2011年3月11日の東日本大震災で、福島第一原子力発電所と同様に地震・津波の被害を受けながらも、炉心損傷に至ることなく全号機の冷温停止を達成した福島第二原子力発電所。現場指揮に当たったのが、当時所長だった増田尚宏氏だ(現日本原燃株式会社 社長)。危機的な状況の中でも落ち着いて的確に現場をまとめあげたリーダーシップは海外でも評価され、ハーバード・ビジネス・スクールの授業でも取り上げられているという。その増田氏が当時を振り返った。
原子力発電所の敷地内での事故対応については、何度も訓練もしているのですが、資機材を調達するのに不可欠な敷地外の道路が寸断されいたのは、われわれにとって非常に大きなハードルとなりました。通信も全く機能しません。NTTの基地局なども地震の被害により、一斉に使えなくなったんです。携帯電話も、基地局はバッテリーがあるうちは良かったんですけど、そのバッテリーが枯渇した後は全然使えなくなりました。通信手段はほとんど何もなかったです。衛星電話があるのですが、古い衛星電話なので、外に出て衛星に向かって話さないとうまく通じないんですね。「衛星はどこにあるか、そんなこと知るか」というところからスタートです。
次は、福島第一の水素爆発で、外へすら出られなくなりました。外へ出られないので、衛星電話は使えない。衛星電話の使い方を本当にしっかり考えなくてはいけないと思いました。今は、原子力発電所は衛星電話のアンテナを屋外に出し、端末を緊急対策室の中に入れるということを全国的にやっています。
被害を拡大させない
こんな状況の中で総延長9キロメートルにおよぶケーブルを引いているわけですが、実は3号機が生き残っていたので、皆そこから引きたいと言っていたのですが、ここから電気を取ることで、3号機も壊してしまったら元も子もないなと思ったので、絶対に3号機は触るなという指示をして仕事を進めさせました。

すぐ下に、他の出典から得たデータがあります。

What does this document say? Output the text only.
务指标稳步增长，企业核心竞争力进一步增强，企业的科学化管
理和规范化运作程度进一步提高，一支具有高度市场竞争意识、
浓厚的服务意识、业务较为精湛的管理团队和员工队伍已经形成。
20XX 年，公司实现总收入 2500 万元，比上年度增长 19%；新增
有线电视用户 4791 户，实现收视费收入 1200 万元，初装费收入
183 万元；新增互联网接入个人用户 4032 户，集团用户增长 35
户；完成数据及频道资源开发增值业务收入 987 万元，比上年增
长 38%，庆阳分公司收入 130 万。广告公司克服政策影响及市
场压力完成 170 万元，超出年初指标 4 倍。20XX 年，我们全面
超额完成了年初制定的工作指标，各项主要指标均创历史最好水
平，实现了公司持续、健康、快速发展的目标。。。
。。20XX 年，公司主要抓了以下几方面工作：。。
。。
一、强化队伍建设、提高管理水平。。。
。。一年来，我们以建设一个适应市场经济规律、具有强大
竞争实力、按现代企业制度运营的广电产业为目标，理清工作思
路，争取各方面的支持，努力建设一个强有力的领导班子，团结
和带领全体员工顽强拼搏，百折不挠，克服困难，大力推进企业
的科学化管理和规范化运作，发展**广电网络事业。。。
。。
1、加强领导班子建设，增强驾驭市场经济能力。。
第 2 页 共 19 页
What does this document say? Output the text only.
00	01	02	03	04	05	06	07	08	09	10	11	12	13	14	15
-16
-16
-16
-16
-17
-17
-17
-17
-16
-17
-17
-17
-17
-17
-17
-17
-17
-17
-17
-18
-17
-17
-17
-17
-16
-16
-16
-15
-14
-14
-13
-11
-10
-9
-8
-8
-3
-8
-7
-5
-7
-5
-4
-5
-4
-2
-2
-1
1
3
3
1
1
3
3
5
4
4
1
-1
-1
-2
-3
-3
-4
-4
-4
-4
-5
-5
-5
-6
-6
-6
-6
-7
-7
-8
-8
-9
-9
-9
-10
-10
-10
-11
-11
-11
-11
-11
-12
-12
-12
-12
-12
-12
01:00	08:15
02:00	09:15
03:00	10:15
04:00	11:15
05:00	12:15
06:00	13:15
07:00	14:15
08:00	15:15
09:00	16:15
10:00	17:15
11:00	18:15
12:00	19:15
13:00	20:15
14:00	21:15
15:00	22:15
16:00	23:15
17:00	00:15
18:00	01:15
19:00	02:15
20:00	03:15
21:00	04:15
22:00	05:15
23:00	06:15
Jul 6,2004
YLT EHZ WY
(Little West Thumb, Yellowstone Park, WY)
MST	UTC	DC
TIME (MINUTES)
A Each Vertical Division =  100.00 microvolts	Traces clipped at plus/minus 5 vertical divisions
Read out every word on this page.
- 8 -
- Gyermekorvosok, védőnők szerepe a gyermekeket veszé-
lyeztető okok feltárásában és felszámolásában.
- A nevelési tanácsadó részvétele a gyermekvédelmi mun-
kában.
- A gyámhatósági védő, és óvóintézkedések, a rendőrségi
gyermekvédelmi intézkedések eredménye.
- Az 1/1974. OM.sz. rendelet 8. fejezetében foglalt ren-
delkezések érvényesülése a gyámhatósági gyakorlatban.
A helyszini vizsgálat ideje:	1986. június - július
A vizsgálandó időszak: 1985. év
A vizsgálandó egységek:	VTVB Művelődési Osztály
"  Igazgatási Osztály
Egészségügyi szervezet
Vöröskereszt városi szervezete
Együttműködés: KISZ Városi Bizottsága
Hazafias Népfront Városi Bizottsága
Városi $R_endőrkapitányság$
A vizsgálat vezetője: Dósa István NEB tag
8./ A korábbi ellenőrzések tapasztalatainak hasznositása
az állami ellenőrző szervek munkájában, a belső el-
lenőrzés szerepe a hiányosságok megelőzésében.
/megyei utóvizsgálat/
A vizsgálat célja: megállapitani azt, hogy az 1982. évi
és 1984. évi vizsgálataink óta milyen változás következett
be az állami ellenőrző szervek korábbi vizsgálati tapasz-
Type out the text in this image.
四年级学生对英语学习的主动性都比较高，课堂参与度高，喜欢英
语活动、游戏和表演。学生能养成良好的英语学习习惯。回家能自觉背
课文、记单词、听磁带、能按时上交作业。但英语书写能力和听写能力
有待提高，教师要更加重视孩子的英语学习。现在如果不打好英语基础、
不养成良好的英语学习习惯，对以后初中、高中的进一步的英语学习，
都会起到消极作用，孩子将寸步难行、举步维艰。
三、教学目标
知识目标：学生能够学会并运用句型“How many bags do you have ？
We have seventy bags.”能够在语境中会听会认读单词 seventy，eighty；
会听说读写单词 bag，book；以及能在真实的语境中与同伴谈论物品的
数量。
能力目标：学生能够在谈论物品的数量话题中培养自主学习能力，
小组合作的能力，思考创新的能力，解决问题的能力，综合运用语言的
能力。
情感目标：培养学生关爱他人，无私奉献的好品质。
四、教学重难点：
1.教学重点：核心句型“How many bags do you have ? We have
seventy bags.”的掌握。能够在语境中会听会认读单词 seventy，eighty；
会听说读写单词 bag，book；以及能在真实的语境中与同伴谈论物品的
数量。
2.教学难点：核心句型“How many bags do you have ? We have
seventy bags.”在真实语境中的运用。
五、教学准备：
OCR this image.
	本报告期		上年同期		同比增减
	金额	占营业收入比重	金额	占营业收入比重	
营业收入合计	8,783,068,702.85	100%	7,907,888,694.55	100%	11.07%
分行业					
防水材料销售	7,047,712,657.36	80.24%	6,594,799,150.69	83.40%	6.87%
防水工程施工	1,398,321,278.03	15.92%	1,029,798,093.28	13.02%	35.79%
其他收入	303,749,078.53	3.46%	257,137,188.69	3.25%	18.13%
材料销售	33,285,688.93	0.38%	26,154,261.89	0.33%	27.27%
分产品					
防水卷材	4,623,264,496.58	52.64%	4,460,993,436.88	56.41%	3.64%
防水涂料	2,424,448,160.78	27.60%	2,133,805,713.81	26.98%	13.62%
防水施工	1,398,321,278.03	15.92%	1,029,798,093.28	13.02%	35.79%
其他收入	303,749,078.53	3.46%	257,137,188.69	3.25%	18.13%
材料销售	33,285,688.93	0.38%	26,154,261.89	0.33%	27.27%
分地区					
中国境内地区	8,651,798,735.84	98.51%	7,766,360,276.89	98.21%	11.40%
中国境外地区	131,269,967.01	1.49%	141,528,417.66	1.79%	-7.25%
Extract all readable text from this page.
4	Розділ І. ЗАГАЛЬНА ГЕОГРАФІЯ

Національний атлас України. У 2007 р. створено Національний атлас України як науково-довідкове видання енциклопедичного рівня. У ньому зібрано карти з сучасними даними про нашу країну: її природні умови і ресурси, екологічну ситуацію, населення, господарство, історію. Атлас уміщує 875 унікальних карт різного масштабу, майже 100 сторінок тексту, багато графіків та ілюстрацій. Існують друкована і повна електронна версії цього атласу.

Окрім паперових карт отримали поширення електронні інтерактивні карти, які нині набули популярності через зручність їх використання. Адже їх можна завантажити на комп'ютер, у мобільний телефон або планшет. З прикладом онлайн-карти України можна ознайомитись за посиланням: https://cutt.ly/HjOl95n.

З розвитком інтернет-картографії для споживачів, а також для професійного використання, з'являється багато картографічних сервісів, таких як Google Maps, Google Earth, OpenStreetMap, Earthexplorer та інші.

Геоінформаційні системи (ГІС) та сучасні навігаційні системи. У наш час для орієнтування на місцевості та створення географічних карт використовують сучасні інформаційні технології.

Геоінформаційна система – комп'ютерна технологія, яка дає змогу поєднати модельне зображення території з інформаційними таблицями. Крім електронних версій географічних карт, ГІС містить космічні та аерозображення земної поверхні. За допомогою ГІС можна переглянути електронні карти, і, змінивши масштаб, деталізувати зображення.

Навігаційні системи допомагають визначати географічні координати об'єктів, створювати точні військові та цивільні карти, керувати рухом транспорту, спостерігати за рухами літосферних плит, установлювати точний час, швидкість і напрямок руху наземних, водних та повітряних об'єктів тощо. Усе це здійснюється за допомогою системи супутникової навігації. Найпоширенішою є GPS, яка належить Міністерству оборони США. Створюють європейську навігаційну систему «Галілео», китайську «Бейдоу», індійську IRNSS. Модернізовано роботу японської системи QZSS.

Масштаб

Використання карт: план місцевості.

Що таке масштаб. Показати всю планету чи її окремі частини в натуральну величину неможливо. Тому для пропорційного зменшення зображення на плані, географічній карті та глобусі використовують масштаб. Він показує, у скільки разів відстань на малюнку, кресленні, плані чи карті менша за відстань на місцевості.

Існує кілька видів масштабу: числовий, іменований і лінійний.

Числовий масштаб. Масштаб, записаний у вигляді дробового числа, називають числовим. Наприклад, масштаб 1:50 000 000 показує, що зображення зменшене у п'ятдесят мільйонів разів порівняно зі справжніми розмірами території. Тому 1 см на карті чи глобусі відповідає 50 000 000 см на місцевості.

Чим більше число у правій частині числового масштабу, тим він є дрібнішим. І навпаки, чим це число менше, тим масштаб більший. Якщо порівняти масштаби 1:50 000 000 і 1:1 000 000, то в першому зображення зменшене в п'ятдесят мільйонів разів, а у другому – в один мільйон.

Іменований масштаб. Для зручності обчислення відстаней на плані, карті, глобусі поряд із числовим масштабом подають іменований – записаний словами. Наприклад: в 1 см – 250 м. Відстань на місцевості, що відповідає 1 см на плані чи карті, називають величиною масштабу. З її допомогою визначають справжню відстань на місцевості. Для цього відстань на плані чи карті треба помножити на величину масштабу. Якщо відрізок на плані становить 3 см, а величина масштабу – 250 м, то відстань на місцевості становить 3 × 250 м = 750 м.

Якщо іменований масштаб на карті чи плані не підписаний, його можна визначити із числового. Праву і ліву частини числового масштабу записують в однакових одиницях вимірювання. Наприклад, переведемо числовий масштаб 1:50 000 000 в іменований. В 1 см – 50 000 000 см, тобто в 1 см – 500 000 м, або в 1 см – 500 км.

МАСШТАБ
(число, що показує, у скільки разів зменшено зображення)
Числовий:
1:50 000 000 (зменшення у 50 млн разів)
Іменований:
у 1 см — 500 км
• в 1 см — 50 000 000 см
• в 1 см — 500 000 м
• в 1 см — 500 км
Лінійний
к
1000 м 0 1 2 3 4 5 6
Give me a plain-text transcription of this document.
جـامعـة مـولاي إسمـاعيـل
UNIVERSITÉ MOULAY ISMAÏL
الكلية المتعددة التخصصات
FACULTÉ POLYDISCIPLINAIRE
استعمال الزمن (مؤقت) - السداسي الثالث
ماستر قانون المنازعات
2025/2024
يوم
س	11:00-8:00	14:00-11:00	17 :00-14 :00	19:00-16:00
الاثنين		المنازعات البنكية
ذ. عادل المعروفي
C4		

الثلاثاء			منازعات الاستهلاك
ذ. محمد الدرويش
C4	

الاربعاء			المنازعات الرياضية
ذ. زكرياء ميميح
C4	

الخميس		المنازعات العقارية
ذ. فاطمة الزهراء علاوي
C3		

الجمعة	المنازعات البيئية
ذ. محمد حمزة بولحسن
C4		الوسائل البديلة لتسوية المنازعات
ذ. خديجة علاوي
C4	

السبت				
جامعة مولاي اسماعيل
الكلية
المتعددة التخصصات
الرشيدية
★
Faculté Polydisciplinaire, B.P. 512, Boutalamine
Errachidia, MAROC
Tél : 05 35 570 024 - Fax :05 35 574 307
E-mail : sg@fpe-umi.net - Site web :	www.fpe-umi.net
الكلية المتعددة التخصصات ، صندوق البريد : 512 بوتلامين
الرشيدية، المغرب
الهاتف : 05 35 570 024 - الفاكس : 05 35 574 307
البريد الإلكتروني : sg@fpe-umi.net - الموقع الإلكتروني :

朝の6時ぐらいにスタートして、ケーブルを引き終えたのが夜11時です。
地元の水も使えなくなりました。原子力発電所は冷却のために水が不可欠なのですが、東京とのテレビ会議で「4000トンの水を送ってください」と頼んだら、東京から送られてきたのは4000リットルでした。飲料水の感覚なんです。「4000トンだよ」と怒ったら、「悪いけど4000トンの水を送るには船が必要で、油を運んだ船だったらあるけど、それに水入れて送っていいか?」と言うので、「ふざけるな。油を入れていたようなタンクに入った水なんか、何が起こるか分からない」と断り、東京に頼らず、自分たちで何とかするしかない、という覚悟をしたことを覚えています。